Travelocity told CBS News: “The difference in price is likely attributable to a deal this hotel was offering to customers on mobile devices exclusively, an increasingly common practice in the travel industry.”

It’s one example of what consumer advocates call price discrimination -- different prices for different people.

And those varying prices aren’t limited to hotels, or any one site.

A 2014 Northeastern University study found evidence of personalized prices on nine out of 16 e-commerce sites, “including cases where sites altered prices by hundreds of dollars.” On some sites, it said users were steered toward more expensive hotels.

But Bennefeld says a consumer likely won’t know the exact reasons. “It depends on the retailer’s strategy on how to price the goods on his particular website,” he said.

Randall Rothenberg, with the Interactive Advertising Bureau, a trade association representing digital marketing and advertising companies, says there’s a positive side to all that tracking companies do, too: it allows them to customize offers that customers do want.

“I don’t want to receive ads from Zappo’s for women’s shoes,” Rothenberg said. “I want to receive ads from Zappo’s for men’s shoes and the athletic shoes.”

“But to target, they all need the data about you and me?” Werner asked.

“I think a better way of looking at it, instead of thinking about data, which sounds like this ominous word, think of it as ‘behavioral information.’ They need interest-based information about you.”

“But it’s a little creepy.”

“Sure!
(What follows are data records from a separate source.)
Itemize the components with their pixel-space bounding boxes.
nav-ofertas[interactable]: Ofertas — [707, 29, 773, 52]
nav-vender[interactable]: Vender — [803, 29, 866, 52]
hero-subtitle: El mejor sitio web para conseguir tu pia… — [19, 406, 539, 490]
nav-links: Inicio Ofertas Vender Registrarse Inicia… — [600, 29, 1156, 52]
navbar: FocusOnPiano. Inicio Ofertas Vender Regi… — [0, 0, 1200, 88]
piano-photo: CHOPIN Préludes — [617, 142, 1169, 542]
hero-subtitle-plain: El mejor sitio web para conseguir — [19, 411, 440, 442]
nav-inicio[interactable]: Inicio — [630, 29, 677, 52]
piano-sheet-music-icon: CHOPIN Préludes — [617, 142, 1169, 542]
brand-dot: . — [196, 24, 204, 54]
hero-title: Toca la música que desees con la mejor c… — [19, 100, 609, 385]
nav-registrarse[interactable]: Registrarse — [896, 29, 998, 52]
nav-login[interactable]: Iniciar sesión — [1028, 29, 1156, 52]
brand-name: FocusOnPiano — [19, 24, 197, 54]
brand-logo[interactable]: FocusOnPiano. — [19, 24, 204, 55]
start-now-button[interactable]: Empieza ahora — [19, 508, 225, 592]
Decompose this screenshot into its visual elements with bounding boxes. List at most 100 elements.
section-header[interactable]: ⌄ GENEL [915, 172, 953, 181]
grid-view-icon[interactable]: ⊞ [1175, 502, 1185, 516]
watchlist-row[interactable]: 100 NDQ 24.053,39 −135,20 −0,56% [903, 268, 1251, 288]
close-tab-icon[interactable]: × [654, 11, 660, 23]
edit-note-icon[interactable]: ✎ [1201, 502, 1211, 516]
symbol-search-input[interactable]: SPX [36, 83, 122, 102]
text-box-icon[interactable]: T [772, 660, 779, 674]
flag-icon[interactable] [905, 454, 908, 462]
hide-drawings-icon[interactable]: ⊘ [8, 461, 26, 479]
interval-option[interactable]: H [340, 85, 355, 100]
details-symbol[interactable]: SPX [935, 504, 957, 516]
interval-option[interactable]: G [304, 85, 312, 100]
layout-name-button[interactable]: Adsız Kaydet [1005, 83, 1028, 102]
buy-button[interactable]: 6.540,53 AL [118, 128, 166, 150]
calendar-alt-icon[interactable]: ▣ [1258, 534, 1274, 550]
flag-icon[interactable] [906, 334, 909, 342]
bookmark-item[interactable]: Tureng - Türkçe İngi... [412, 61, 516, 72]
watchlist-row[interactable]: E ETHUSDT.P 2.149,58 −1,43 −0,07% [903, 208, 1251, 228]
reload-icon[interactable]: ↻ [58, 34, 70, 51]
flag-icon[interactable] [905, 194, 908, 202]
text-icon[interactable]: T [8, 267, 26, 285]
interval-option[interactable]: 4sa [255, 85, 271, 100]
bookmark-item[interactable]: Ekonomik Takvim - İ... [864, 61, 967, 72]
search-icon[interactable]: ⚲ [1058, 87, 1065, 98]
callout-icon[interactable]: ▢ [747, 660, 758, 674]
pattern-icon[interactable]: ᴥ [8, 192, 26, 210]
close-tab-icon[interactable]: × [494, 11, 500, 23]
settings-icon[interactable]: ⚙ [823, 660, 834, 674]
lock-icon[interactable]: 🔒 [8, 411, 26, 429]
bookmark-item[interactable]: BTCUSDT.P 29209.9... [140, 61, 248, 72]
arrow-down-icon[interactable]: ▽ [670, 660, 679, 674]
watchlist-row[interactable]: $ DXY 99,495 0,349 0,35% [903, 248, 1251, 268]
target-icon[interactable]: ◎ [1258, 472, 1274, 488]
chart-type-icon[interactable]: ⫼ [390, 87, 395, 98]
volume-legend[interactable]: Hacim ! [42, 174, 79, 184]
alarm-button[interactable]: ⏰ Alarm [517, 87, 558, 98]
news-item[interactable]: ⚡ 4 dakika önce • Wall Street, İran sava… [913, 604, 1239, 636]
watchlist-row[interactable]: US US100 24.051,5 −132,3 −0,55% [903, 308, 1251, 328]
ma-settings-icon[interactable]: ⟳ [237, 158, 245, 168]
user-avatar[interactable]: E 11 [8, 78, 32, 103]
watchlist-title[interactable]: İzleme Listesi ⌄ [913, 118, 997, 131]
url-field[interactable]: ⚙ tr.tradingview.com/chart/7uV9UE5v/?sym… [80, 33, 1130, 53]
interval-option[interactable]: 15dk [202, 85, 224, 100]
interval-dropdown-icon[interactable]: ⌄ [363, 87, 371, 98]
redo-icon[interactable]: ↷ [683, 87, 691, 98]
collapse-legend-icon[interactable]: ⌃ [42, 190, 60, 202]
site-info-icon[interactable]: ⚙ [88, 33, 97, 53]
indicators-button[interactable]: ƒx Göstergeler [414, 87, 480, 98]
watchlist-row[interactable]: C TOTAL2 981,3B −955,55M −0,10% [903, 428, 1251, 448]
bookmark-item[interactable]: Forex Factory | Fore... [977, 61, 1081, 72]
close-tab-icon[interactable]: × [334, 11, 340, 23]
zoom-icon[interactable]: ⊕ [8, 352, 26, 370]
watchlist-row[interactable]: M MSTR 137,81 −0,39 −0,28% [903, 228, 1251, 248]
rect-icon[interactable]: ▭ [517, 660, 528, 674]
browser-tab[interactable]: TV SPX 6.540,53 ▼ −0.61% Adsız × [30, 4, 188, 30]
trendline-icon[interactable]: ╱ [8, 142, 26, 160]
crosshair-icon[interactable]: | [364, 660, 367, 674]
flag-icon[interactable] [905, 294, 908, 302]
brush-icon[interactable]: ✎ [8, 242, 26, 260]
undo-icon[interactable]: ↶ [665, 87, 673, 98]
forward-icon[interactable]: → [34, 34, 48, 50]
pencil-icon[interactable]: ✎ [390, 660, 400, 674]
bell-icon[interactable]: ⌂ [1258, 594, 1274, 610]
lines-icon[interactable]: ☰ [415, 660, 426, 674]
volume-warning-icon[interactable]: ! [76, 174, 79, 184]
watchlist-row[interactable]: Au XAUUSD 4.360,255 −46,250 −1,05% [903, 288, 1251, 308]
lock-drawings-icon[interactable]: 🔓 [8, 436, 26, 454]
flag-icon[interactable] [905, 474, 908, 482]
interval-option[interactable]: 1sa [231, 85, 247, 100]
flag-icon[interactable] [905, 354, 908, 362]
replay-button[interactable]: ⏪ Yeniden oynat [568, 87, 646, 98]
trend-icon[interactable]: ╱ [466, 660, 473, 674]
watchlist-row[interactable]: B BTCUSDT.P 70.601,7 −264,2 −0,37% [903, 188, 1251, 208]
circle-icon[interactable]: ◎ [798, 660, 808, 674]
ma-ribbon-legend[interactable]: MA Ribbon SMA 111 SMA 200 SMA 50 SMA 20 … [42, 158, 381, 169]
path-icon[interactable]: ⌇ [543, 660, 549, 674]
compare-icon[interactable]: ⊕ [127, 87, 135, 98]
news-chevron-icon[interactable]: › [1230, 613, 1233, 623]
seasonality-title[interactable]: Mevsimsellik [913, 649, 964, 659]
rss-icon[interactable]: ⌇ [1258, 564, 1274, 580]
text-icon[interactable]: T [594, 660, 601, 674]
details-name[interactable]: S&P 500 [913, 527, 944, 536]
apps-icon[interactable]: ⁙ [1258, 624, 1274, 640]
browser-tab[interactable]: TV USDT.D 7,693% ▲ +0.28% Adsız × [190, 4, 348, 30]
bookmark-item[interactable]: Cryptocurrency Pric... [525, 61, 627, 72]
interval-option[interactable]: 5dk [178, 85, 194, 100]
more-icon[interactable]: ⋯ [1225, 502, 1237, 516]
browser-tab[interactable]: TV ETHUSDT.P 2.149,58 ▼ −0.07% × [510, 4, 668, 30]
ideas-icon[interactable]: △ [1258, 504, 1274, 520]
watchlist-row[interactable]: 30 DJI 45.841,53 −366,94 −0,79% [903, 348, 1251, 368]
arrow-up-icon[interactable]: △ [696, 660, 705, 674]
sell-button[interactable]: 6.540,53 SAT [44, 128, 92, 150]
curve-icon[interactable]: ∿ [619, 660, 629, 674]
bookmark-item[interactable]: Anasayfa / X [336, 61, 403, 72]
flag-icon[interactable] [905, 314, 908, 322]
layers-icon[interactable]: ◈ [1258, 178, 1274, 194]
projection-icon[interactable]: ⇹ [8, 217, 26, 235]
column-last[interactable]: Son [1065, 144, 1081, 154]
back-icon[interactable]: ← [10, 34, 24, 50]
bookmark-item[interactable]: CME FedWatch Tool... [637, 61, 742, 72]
Sure, it’s a little creepy,” Rothenberg said. “But you know, so is all the stuff the credit card companies and the retailers have been collecting about you for decades and decades.”

Werner says there are ways to stop companies from tracking you. You can use that eBlocker device (which you plug into your router at home), or use separate browsers or even separate devices for shopping. But depending upon retailers’ deals, you may not be guaranteed a lower price if you restrict searches to your mobile device or your laptop.

You should also make sure to clear your browser history on a regular basis.

Price discrimination is legal, so it’s your responsibility, as the consumer, to protect yourself.